The GOP offers no plan that realistically even tries to significantly reduce the number of Americans with seriously limited or non-existent health insurance. And they impede Democratic efforts to use government programs to cover even all of America’s children. Indeed, the Republicans often behave as though it is the very prospect of the success of such programs as the Children’s Health Insurance Program that drives their opposition. After all if government achieves what the private market cannot, it undermines the GOP’s overriding governing philosophy.

Thanks to Republican efforts, the social safety net for most Americans remains tattered indeed. In this respect, the GOP differs markedly from conservative parties in other industrialized countries such as Britain or Canada.  In these countries there is no question of weakening public social programs such as healthcare, income support and unemployment benefits but merely a debate on how to make them more efficient.  In this country, incredibly, we have in the GOP one of the two major political parties that despises the very existence of such programs.  This is counterproductive, however, because with a more robust social safety net, American workers would likely feel less insecure about and more supportive of free trade.  

It also turns out the party of “small government” supports virtually unfettered government authority for domestic electronic surveillance of communications as well as other intrusive powers such as monitoring what we read in the library. It has even tried to imprison American citizens on American soil without bringing charges until slapped down by the courts.

National polls inexplicably still show the GOP’s strength on national security and foreign policy. Yet the GOP’s often mindless preoccupation with brawn over brain has cost us dearly. We have been shamed in the eyes of the world by torturing suspected terrorists, detaining them in our own version of a Gulag in Guantanamo (or in secret prisons in Eastern Europe) and then setting up kangaroo courts in which to try them. The Bush administration invaded Iraq unnecessarily thereby overstretching and weakening the ground force components of our military by allowing them to become embroiled in an occupation that has no end in sight. Meanwhile we have struggled to consolidate the one clear and necessary military success in Afghanistan for want of the necessary resources. 

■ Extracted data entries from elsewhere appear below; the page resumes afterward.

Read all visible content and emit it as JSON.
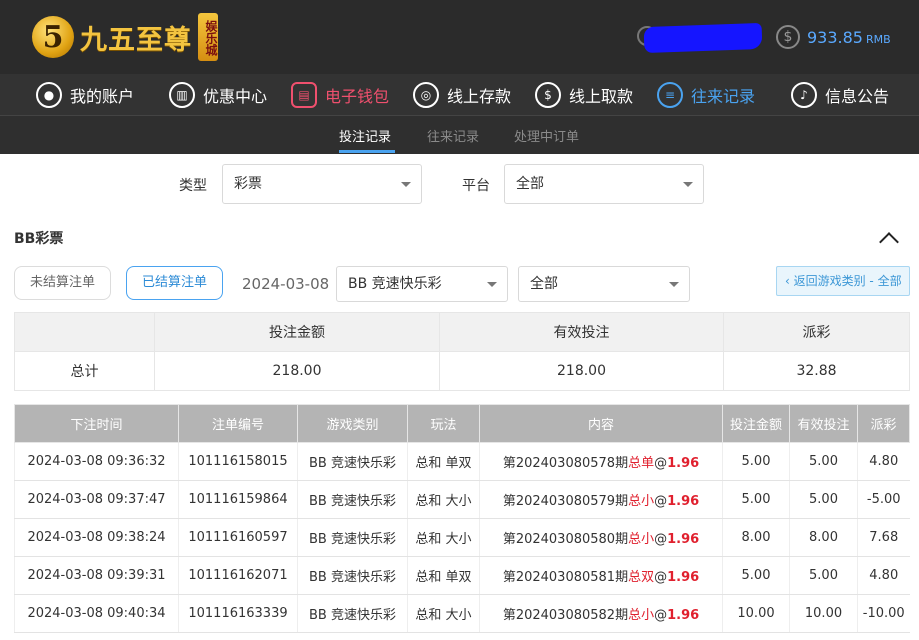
{
  "header": {
    "logo_text": "九五至尊",
    "logo_badge": "娱乐城",
    "logo_digit": "5",
    "balance": "933.85",
    "currency": "RMB"
  },
  "nav": [
    {
      "label": "我的账户",
      "icon": "user-icon"
    },
    {
      "label": "优惠中心",
      "icon": "gift-icon"
    },
    {
      "label": "电子钱包",
      "icon": "wallet-icon"
    },
    {
      "label": "线上存款",
      "icon": "deposit-icon"
    },
    {
      "label": "线上取款",
      "icon": "withdraw-icon"
    },
    {
      "label": "往来记录",
      "icon": "records-icon"
    },
    {
      "label": "信息公告",
      "icon": "bell-icon"
    }
  ],
  "subnav": [
    "投注记录",
    "往来记录",
    "处理中订单"
  ],
  "filters": {
    "type_label": "类型",
    "type_value": "彩票",
    "platform_label": "平台",
    "platform_value": "全部"
  },
  "section": {
    "title": "BB彩票",
    "unsettled_label": "未结算注单",
    "settled_label": "已结算注单",
    "date": "2024-03-08",
    "game_select": "BB 竞速快乐彩",
    "play_select": "全部",
    "back_label": "‹ 返回游戏类别 - 全部"
  },
  "summary": {
    "headers": [
      "",
      "投注金额",
      "有效投注",
      "派彩"
    ],
    "total_label": "总计",
    "bet_amount": "218.00",
    "valid_bet": "218.00",
    "payout": "32.88"
  },
  "table": {
    "headers": [
      "下注时间",
      "注单编号",
      "游戏类别",
      "玩法",
      "内容",
      "投注金额",
      "有效投注",
      "派彩"
    ],
    "rows": [
      {
        "time": "2024-03-08 09:36:32",
        "id": "101116158015",
        "game": "BB 竞速快乐彩",
        "play": "总和 单双",
        "issue": "第202403080578期",
        "pick": "总单",
        "odds": "@1.96",
        "bet": "5.00",
        "valid": "5.00",
        "payout": "4.80",
        "negative": false
      },
      {
        "time": "2024-03-08 09:37:47",
        "id": "101116159864",
        "game": "BB 竞速快乐彩",
        "play": "总和 大小",
        "issue": "第202403080579期",
        "pick": "总小",
        "odds": "@1.96",
        "bet": "5.00",
        "valid": "5.00",
        "payout": "-5.00",
        "negative": true
      },
      {
        "time": "2024-03-08 09:38:24",
        "id": "101116160597",
        "game": "BB 竞速快乐彩",
        "play": "总和 大小",
        "issue": "第202403080580期",
        "pick": "总小",
        "odds": "@1.96",
        "bet": "8.00",
        "valid": "8.00",
        "payout": "7.68",
        "negative": false
      },
      {
        "time": "2024-03-08 09:39:31",
        "id": "101116162071",
        "game": "BB 竞速快乐彩",
        "play": "总和 单双",
        "issue": "第202403080581期",
        "pick": "总双",
        "odds": "@1.96",
        "bet": "5.00",
        "valid": "5.00",
        "payout": "4.80",
        "negative": false
      },
      {
        "time": "2024-03-08 09:40:34",
        "id": "101116163339",
        "game": "BB 竞速快乐彩",
        "play": "总和 大小",
        "issue": "第202403080582期",
        "pick": "总小",
        "odds": "@1.96",
        "bet": "10.00",
        "valid": "10.00",
        "payout": "-10.00",
        "negative": true
      }
    ]
  },
  "colors": {
    "accent_blue": "#4aa3f0",
    "accent_red": "#e0202e",
    "wallet_pink": "#f0506e",
    "header_bg": "#2b2b2b"
  }
}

So there we have it, today’s Republican Party. Insisting on tax cuts for the wealthy but all too willing to spend endlessly beyond the nation’s means to pay; supporting free trade but unwilling to provide a social safety net for Americans who fall by the way; jingoistic in the extreme while it undermines the very foundation of our democracy with its totalitarian overreach and fear mongering. 

The GOP seeks to bring profound change to the very essence of what it is that the United States represents - to the world as well as to us.  Americans must loudly and emphatically reject this travesty of a Republican Party in the only way that really counts – at the voting booth.